Lee, KS, Jang, JS, Lee, DR, Kim, YH, Nam, GE, Han, BD, Do Han, K, Cho, KH, Kim, SM, Choi, YS, et al
Journal of bone and mineral metabolism. 2014;(6):683-90
Abstract
A possible negative effect of iron overload on bone metabolism has been suggested by the fact that patients with hemochromatosis, thalassemia, and sickle cell anemia have lower bone mineral density than the general population. However, the influence of iron overload on bone health in the general population is uncertain. The aim of this study was to investigate the relationship between serum ferritin levels and bone mineral density (BMD) in elderly Koreans. A total of 2,943 subjects aged 65 years and over who participated in the 2008-2010 Korea National Health and Nutrition Examination Surveys were included in this study. Age, physical activity, current smoking status, alcohol consumption, education level, household income, and dietary assessment were surveyed by a face-to-face interview. BMD was measured at the lumbar spine and femur by dual-energy X-ray absorptiometry, and other biochemical markers, including serum ferritin, 25-hydroxyvitamin D3, serum alkaline phosphatase, and parathyroid hormone, were assayed.
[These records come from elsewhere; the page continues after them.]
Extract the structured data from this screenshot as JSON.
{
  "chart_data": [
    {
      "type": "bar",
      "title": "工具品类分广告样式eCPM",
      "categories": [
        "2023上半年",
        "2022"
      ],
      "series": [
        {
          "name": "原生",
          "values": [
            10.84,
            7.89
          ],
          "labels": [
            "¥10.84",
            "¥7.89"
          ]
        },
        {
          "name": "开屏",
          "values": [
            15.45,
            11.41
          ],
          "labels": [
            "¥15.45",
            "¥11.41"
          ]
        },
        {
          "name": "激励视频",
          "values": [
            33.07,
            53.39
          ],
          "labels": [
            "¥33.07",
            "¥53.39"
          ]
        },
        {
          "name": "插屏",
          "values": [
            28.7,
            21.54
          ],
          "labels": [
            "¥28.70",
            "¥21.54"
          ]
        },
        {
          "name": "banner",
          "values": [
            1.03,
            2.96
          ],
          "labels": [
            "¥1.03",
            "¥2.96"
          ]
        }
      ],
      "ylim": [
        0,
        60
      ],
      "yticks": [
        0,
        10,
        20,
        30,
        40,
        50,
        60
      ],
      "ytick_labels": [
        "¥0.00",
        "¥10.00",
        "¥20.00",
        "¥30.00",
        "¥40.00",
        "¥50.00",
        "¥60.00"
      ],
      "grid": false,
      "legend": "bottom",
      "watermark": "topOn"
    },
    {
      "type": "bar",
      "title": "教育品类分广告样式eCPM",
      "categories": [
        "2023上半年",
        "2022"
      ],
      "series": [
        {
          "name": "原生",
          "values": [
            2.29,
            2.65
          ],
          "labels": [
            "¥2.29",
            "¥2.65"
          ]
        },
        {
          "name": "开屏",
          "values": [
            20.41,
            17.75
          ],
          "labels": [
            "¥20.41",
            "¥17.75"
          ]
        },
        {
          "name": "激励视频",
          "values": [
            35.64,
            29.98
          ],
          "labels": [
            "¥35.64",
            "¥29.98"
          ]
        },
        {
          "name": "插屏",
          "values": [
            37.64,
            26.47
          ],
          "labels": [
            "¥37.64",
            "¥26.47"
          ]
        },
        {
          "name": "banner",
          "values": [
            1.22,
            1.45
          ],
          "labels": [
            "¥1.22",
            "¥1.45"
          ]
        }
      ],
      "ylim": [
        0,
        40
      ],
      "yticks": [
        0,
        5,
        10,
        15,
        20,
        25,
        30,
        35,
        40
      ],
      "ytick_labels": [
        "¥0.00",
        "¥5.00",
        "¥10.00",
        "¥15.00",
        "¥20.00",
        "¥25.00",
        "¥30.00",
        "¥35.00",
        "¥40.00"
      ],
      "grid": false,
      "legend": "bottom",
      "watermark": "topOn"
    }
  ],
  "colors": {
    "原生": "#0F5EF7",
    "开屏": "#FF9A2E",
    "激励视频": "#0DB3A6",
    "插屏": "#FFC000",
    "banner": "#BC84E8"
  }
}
After adjusting for age and body mass index, we found an association between BMD of the total lumbar spine, total femur, and femur neck and levels of alkaline phosphatase, parathyroid hormone, vitamin D3, and daily intake of calcium and protein. Serum ferritin levels were positively associated with BMD of the total lumbar spine, total femur, and femur neck after adjusting for all covariates in men, but not in women. This study suggests a positive association between serum ferritin levels and BMD in elderly South Korean men without hematologic disorders. Further study is warranted to verify the effects of iron on bone metabolism.